# Vertical mill machining knives



## Clash (Apr 23, 2013)

I'm wondering if anybody has experience using vertical mills/CNC to cut blades? Even just initial material removal then finish sand?? I do mean the edge, not the profile.


----------



## JMJones (Apr 23, 2013)

a guy named nathan the machinist on bladeforums is doing a work in progress right now in shop talk. It is pretty intensive and to me seems like a pretty difficult way to make a pretty simple blade.


----------



## Clash (Apr 24, 2013)

Yes, conventional machining would be pretty hard. Cnc might work pretty well though.
I'll take a look at his progress. Thanks


----------



## stereo.pete (Apr 24, 2013)

I am following the same thread from Nathan and the one advantage that I see is that once you have the machine set up you can knock out multiple copies at a time during each phase of the knife making process.


----------



## HHH Knives (Apr 24, 2013)

I have not seen the WIP Nate is doing, But agree. If one had the set up and skill to jig and program the CNC you could do as many as you want. and one would be exactly the same as the next. 
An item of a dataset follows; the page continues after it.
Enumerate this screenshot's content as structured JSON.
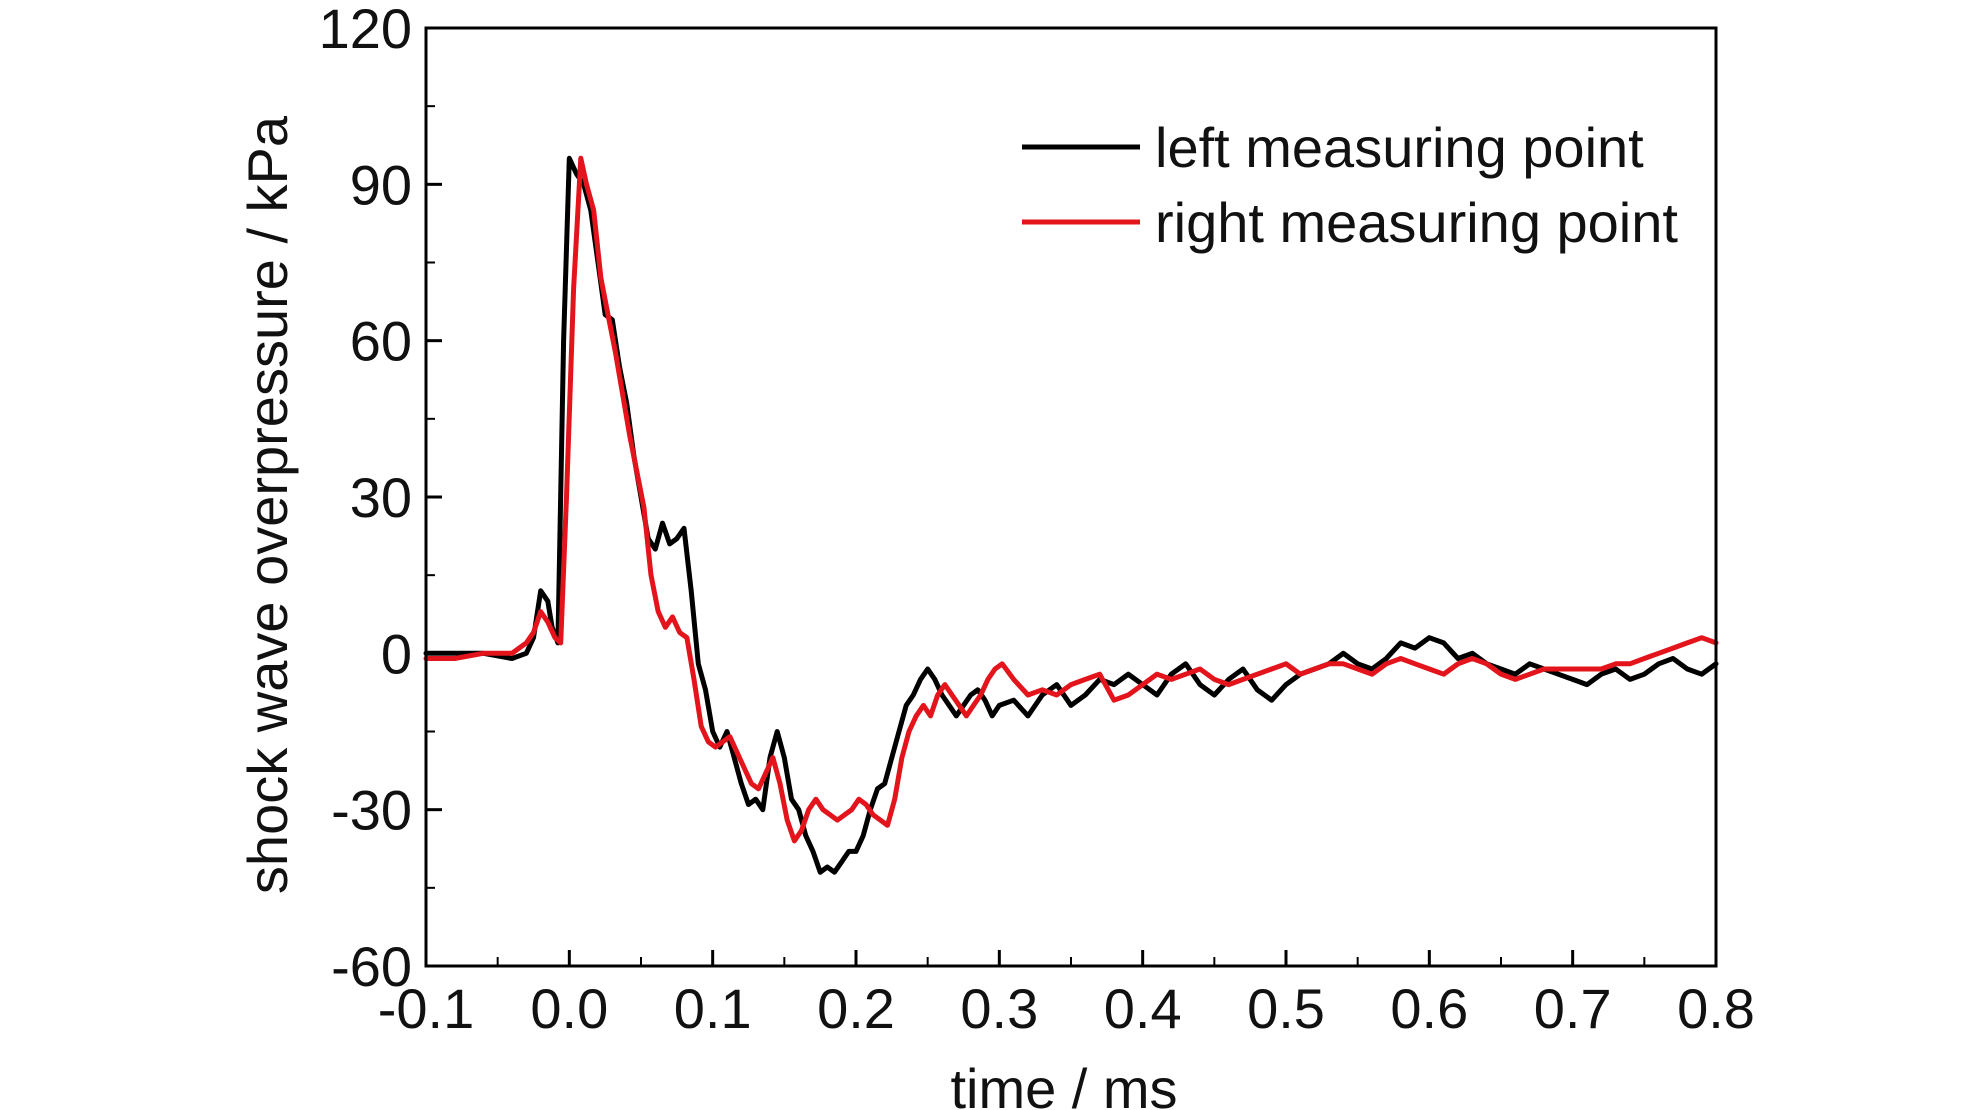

This brings up another question. Is the finished knife made by this method considered a custom knife or semi custom, or a mid tech etc. Its gets muddy and probably a question better left for another post. 

As to the initial question. Yes its possible to do alot with one of these mills. In the right hands there is nothing you cant make with a vertical mill.


----------



## Clash (Apr 24, 2013)

Without a doubt on both points. Very accurate and consistent, but not a traditional custon knife for sure.


----------